Bill Clinton on Friday rejected President Bush's criticism of his anti-war efforts two decades ago as a political ploy hatched by "extreme right wingers." Bush declared, "I'm not going to back away from it one single bit."

Bush returned to the emotionally charged issue, shrugging off Democratic contentions that he is a desperate candidate resorting to smears in hopes of closing the gap in the polls just 3{ weeks before the election.

He decried "the liberal elite .

.

. trying to call me Joe McCarthy," referring to the senator who became notorious in the 1950s for unsupported charges.

"I said I didn't think it was right to be demonstrating against your country in a foreign land when soldiers are being held captive and soldiers are dying in Vietnam. And I feel strongly about it," Bush said.

"I'm standing with American principle," Bush declared in Cincinnati, winning applause from the national Fraternal Order of Police, which had just given him its endorsement.

Clinton, in Kansas City, Mo., preparing for Sunday night's debate, pointed to published reports that said Bush's latest line of attack was designed at an Oval Office meeting.

The Democrat rejected Bush's contention that he was expressing what was "in my heart" when he made a campaign issue of the Democrat's anti-Vietnam War activities and 1969 trip to Moscow.

"It is now obvious. .

.

. Far from speaking from his heart, he was speaking from a prescribed political strategy cooked up in the White House by Robert Dornan and other extreme right-wingers," Clinton said, referring to a conservative California congressman.

"He turned the Republican convention over to the far right for two days; now he's apparently going to turn his campaign over to that," Clinton said. "It's very sad."

In a television interview earlier Friday, Bush again expressed concern about Clinton's role in anti-war protests while studying at Oxford University in England.

"I just don't think it's right to demonstrate on foreign soil or mobilize demonstrations, I believe that's the word he used, against your country's policies from foreign soil," Bush said, appearing on ABC's Good Morning America.

"I think it's a question of judgment and character, not a question of patriotism," Bush said.

Clinton, in turn, said, "I was against the policy of the government, not against my country."

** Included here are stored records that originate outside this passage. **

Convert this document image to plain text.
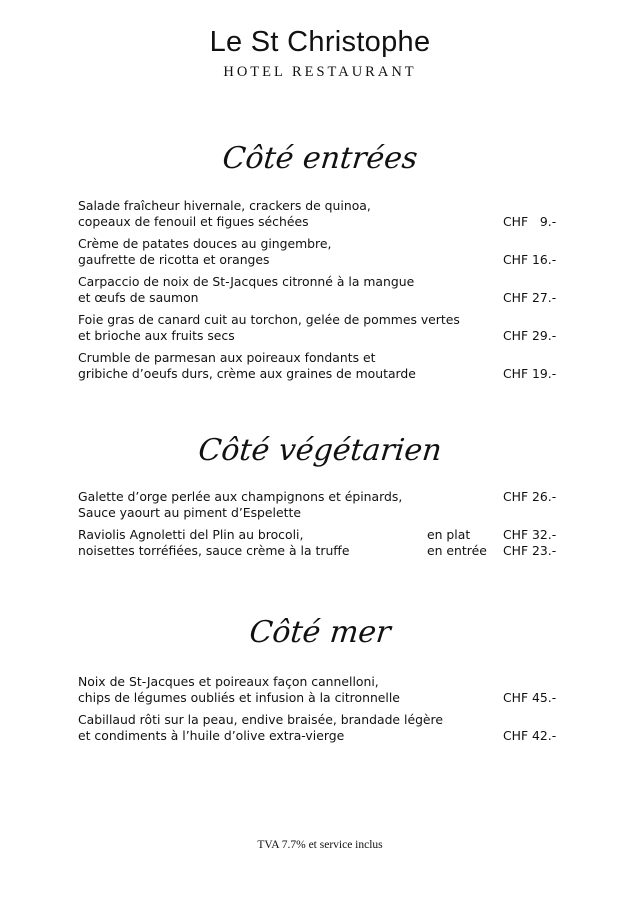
Le St Christophe
HOTEL RESTAURANT
Côté entrées
Salade fraîcheur hivernale, crackers de quinoa,
copeaux de fenouil et figues séchées	CHF   9.-
Crème de patates douces au gingembre,
gaufrette de ricotta et oranges	CHF 16.-
Carpaccio de noix de St-Jacques citronné à la mangue
et œufs de saumon	CHF 27.-
Foie gras de canard cuit au torchon, gelée de pommes vertes
et brioche aux fruits secs	CHF 29.-
Crumble de parmesan aux poireaux fondants et
gribiche d’oeufs durs, crème aux graines de moutarde	CHF 19.-
Côté végétarien
Galette d’orge perlée aux champignons et épinards,
Sauce yaourt au piment d’Espelette
CHF 26.-
Raviolis Agnoletti del Plin au brocoli,
noisettes torréfiées, sauce crème à la truffe
en plat	CHF 32.-
en entrée CHF 23.-
Côté mer
Noix de St-Jacques et poireaux façon cannelloni,
chips de légumes oubliés et infusion à la citronnelle	CHF 45.-
Cabillaud rôti sur la peau, endive braisée, brandade légère
et condiments à l’huile d’olive extra-vierge	CHF 42.-
TVA 7.7% et service inclus
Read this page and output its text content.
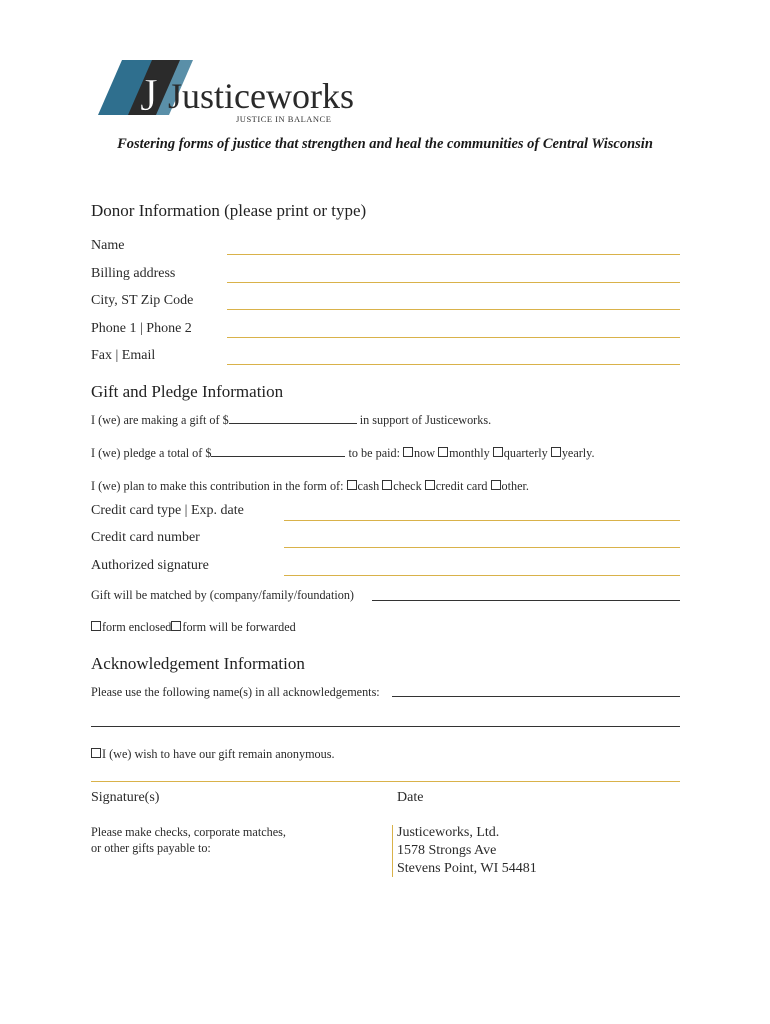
J Justiceworks
JUSTICE IN BALANCE
Fostering forms of justice that strengthen and heal the communities of Central Wisconsin
Donor Information (please print or type)
Name
Billing address
City, ST Zip Code
Phone 1 | Phone 2
Fax | Email
Gift and Pledge Information
I (we) are making a gift of $	in support of Justiceworks.
I (we) pledge a total of $	to be paid: now monthly quarterly yearly.
I (we) plan to make this contribution in the form of: cash check credit card other.
Credit card type | Exp. date
Credit card number
Authorized signature
Gift will be matched by (company/family/foundation)
form enclosed form will be forwarded
Acknowledgement Information
Please use the following name(s) in all acknowledgements:
I (we) wish to have our gift remain anonymous.
Signature(s)	Date
Please make checks, corporate matches,
or other gifts payable to:
Justiceworks, Ltd.
1578 Strongs Ave
Stevens Point, WI 54481
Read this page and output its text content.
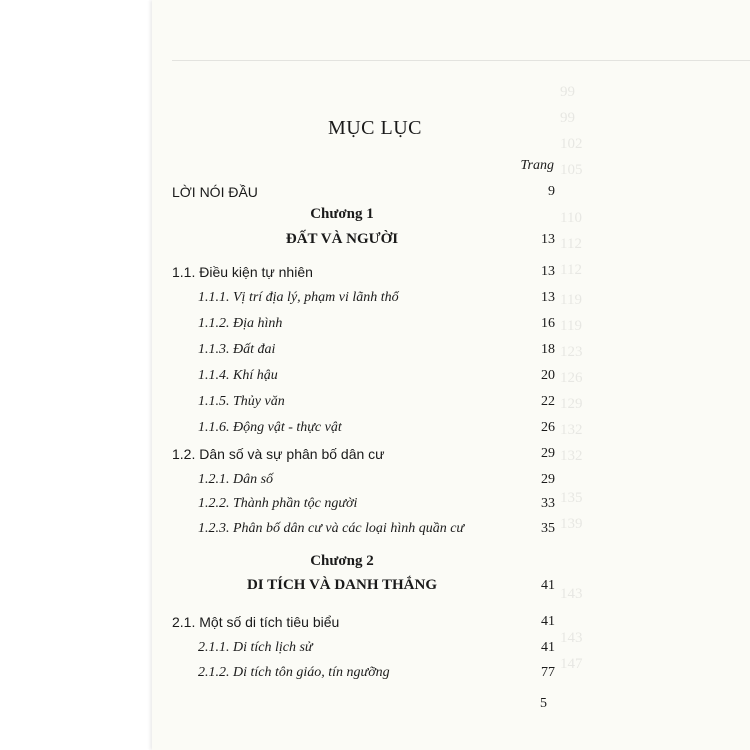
99
99
102
105
110
112
112
119
119
123
126
129
132
132
135
139
143
143
147
MỤC LỤC
Trang
LỜI NÓI ĐẦU	9
Chương 1
ĐẤT VÀ NGƯỜI	13
1.1. Điều kiện tự nhiên	13
1.1.1. Vị trí địa lý, phạm vi lãnh thổ	13
1.1.2. Địa hình	16
1.1.3. Đất đai	18
1.1.4. Khí hậu	20
1.1.5. Thủy văn	22
1.1.6. Động vật - thực vật	26
1.2. Dân số và sự phân bố dân cư	29
1.2.1. Dân số	29
1.2.2. Thành phần tộc người	33
1.2.3. Phân bố dân cư và các loại hình quần cư	35
Chương 2
DI TÍCH VÀ DANH THẮNG	41
2.1. Một số di tích tiêu biểu	41
2.1.1. Di tích lịch sử	41
2.1.2. Di tích tôn giáo, tín ngưỡng	77
5
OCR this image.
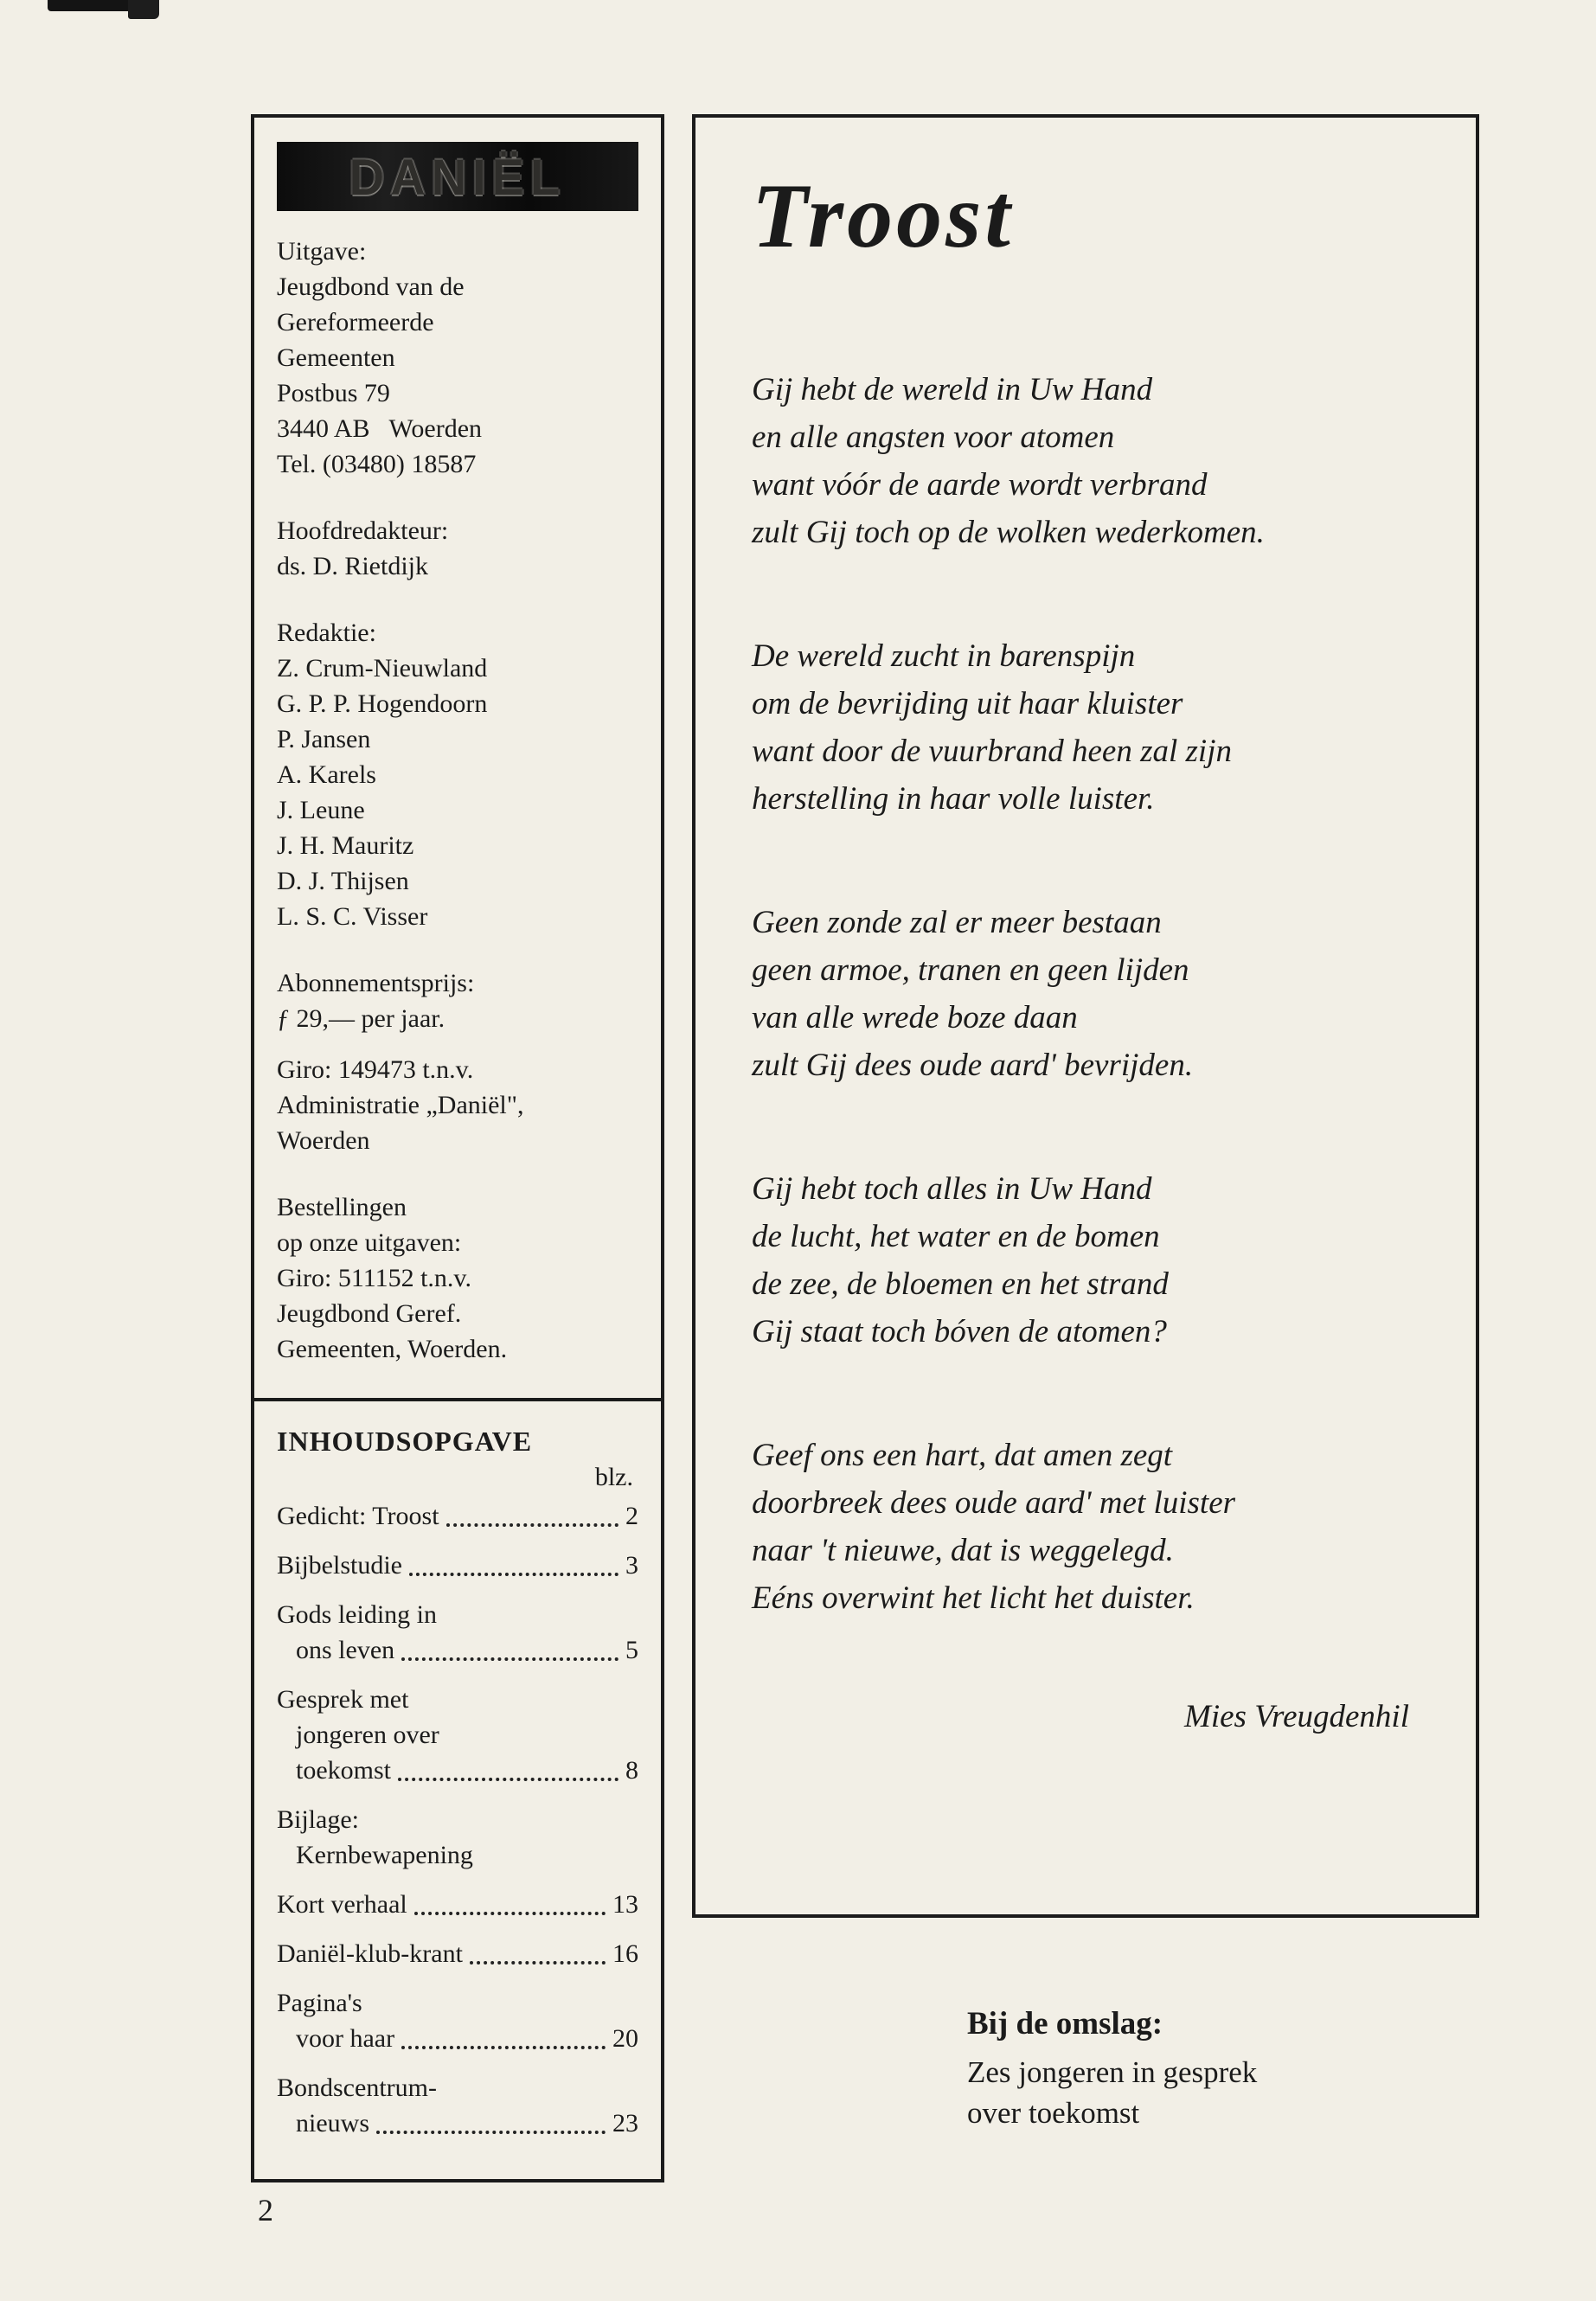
DANIËL
Uitgave:
Jeugdbond van de
Gereformeerde
Gemeenten
Postbus 79
3440 AB   Woerden
Tel. (03480) 18587
Hoofdredakteur:
ds. D. Rietdijk
Redaktie:
Z. Crum-Nieuwland
G. P. P. Hogendoorn
P. Jansen
A. Karels
J. Leune
J. H. Mauritz
D. J. Thijsen
L. S. C. Visser
Abonnementsprijs:
ƒ 29,— per jaar.
Giro: 149473 t.n.v.
Administratie „Daniël",
Woerden
Bestellingen
op onze uitgaven:
Giro: 511152 t.n.v.
Jeugdbond Geref.
Gemeenten, Woerden.
INHOUDSOPGAVE
blz.
Gedicht: Troost	2
Bijbelstudie	3
Gods leiding in
ons leven	5
Gesprek met
jongeren over
toekomst	8
Bijlage:
Kernbewapening
Kort verhaal	13
Daniël-klub-krant	16
Pagina's
voor haar	20
Bondscentrum-
nieuws	23
Troost
Gij hebt de wereld in Uw Hand
en alle angsten voor atomen
want vóór de aarde wordt verbrand
zult Gij toch op de wolken wederkomen.
De wereld zucht in barenspijn
om de bevrijding uit haar kluister
want door de vuurbrand heen zal zijn
herstelling in haar volle luister.
Geen zonde zal er meer bestaan
geen armoe, tranen en geen lijden
van alle wrede boze daan
zult Gij dees oude aard' bevrijden.
Gij hebt toch alles in Uw Hand
de lucht, het water en de bomen
de zee, de bloemen en het strand
Gij staat toch bóven de atomen?
Geef ons een hart, dat amen zegt
doorbreek dees oude aard' met luister
naar 't nieuwe, dat is weggelegd.
Eéns overwint het licht het duister.
Mies Vreugdenhil
Bij de omslag:
Zes jongeren in gesprek
over toekomst
2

Leading in the polls, Clinton brushed off the impact of the Republican assault, calling it a last-ditch bid to get the election off the economy.

"The issue for most Americans is what are we going to do the day after the election," Clinton said. "And it's not surprising that Mr. Bush doesn't want to talk about that because of his record and because he hasn't had any proposals until the eleventh hour."

In his ABC interview, Bush said he was satisfied with Clinton's explanation of student travels to Moscow two decades ago if his Democratic rival had been truthful.

White House spokeswoman Laura Melillo said Bush, along with White House chief of staff James A. Baker III and Dornan, discussed raising the Moscow issue against Clinton during a White House meeting.

The Los Angeles Times reported that the attack on Clinton sprang from an Oval Office meeting Tuesday among Bush, Baker, Dornan and three other Republican congressmen.

The newspaper said that Dornan urged Bush to "take the gloves off" and that Rep. Randy "Duke" Cunningham said Bush "told us not to worry, that he would use the issue."

The Washington Post, meanwhile, quoted an unidentified presidential aide as saying that the president's main concern was the anti-war demonstrations rather than the Moscow trip and that he probably would not have brought up the trip if he had not been asked about it in a television interview.

Clinton said he took part in anti-war demonstrations in London at the height of the Vietnam War and that he visited Moscow for about a week as part of a wider tour of Europe.

Clinton and his aides prepped for Sunday's debate in St. Louis at a Kansas City hotel, going over potential questions and holding mock debates _ complete with stand-ins for Bush and Ross Perot.